One of the primary culprits behind white spots on succulents is the accumulation of mineral deposits. When water with high mineral content, such as calcium or magnesium, evaporates from the leaves, it leaves behind these deposits. Over time, this can manifest as unsightly white spots on the surface of the leaves. To mitigate this issue, consider using distilled water or rainwater for irrigation, as they are generally lower in mineral content.


Believe it or not, succulents can get sunburned. While they adore sunlight, prolonged exposure to intense, direct sunlight can lead to sunburn, especially if the plants have been accustomed to lower light levels. The affected areas often turn white or pale. To prevent sunburn, acclimate your succulents gradually to increased light levels, especially if moving them from indoors to full outdoor sunlight.

Mealybugs and Scale Insects:

Pests like mealybugs and scale insects can infest succulents, sucking out sap and leaving behind a sticky residue. As these pests feed, they excrete a substance known as honeydew, which can give the appearance of white spots on the leaves. Regularly inspect your succulents for signs of pests, and if detected, treat them promptly with insecticidal soap or neem oil.

Fungal Infections:

Fungal infections can also contribute to the development of white spots on succulents. Overwatering and high humidity levels create conditions conducive to fungal growth. To prevent fungal issues, ensure proper watering practices—allow the soil to dry out between waterings—and provide adequate air circulation around your plants. If fungal infections are suspected, treat them with a fungicide suitable for succulents. If you are concerned about inadvertently overwatering you can use a moisture meter to take away the guesswork.

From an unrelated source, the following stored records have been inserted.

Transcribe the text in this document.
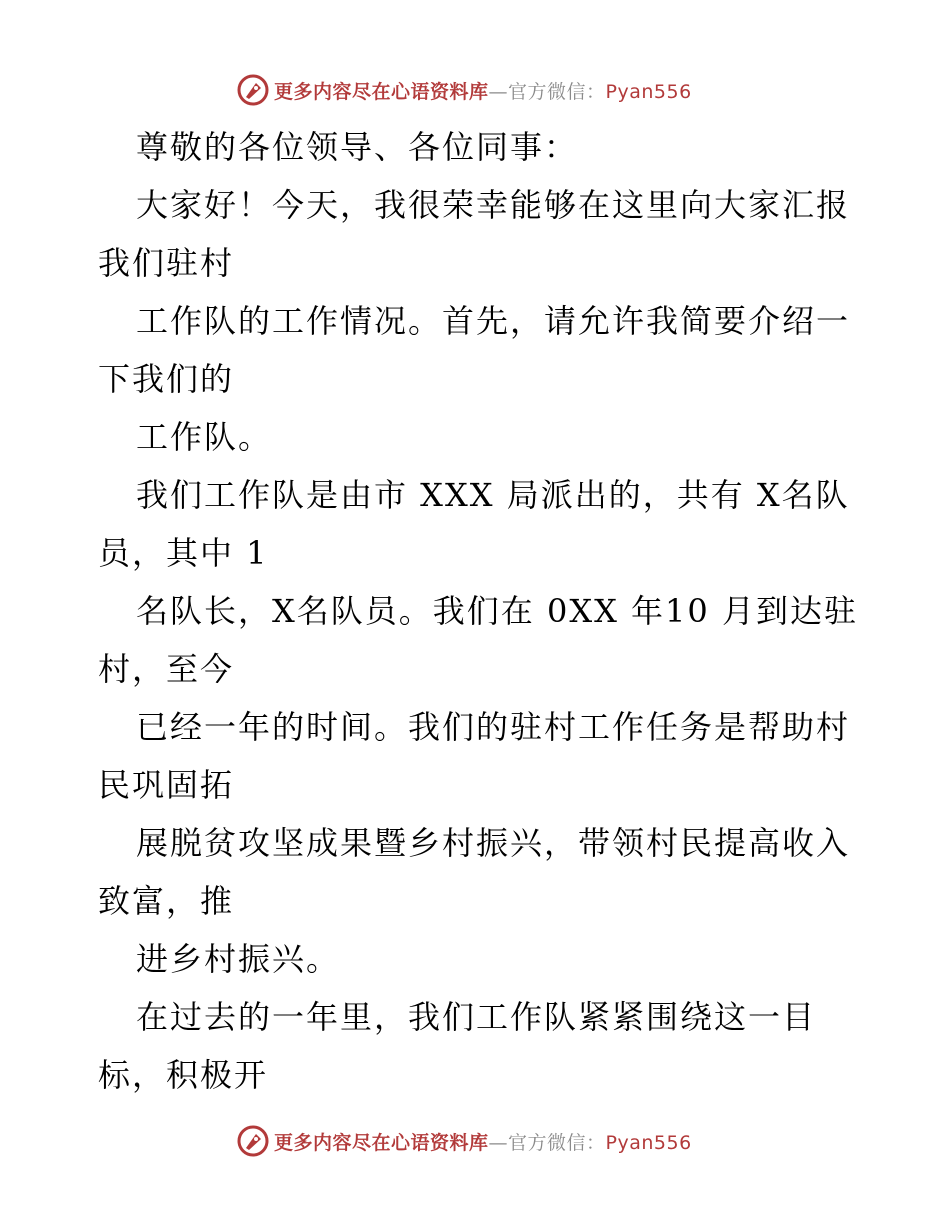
更多内容尽在心语资料库—官方微信：Pyan556
尊敬的各位领导、各位同事：
大家好！今天，我很荣幸能够在这里向大家汇报
我们驻村
工作队的工作情况。首先，请允许我简要介绍一
下我们的
工作队。
我们工作队是由市 XXX 局派出的，共有 X名队
员，其中 1
名队长，X名队员。我们在 0XX 年10 月到达驻
村，至今
已经一年的时间。我们的驻村工作任务是帮助村
民巩固拓
展脱贫攻坚成果暨乡村振兴，带领村民提高收入
致富，推
进乡村振兴。
在过去的一年里，我们工作队紧紧围绕这一目
标，积极开
更多内容尽在心语资料库—官方微信：Pyan556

Edema occurs when succulents absorb water at a faster rate than they can release it through transpiration. This leads to the formation of blisters or white, corky spots on the leaves. To prevent edema, avoid overwatering your succulents and maintain a well-balanced watering schedule.

While white spots on succulents may initially cause concern, understanding the potential causes allows for effective diagnosis and treatment. Whether it's mineral deposits, sunburn, pests, fungal infections, or edema, addressing the root cause will help your succulents regain their vibrancy. Regular observation, proper care, and timely intervention are key to ensuring your succulents remain healthy and visually stunning.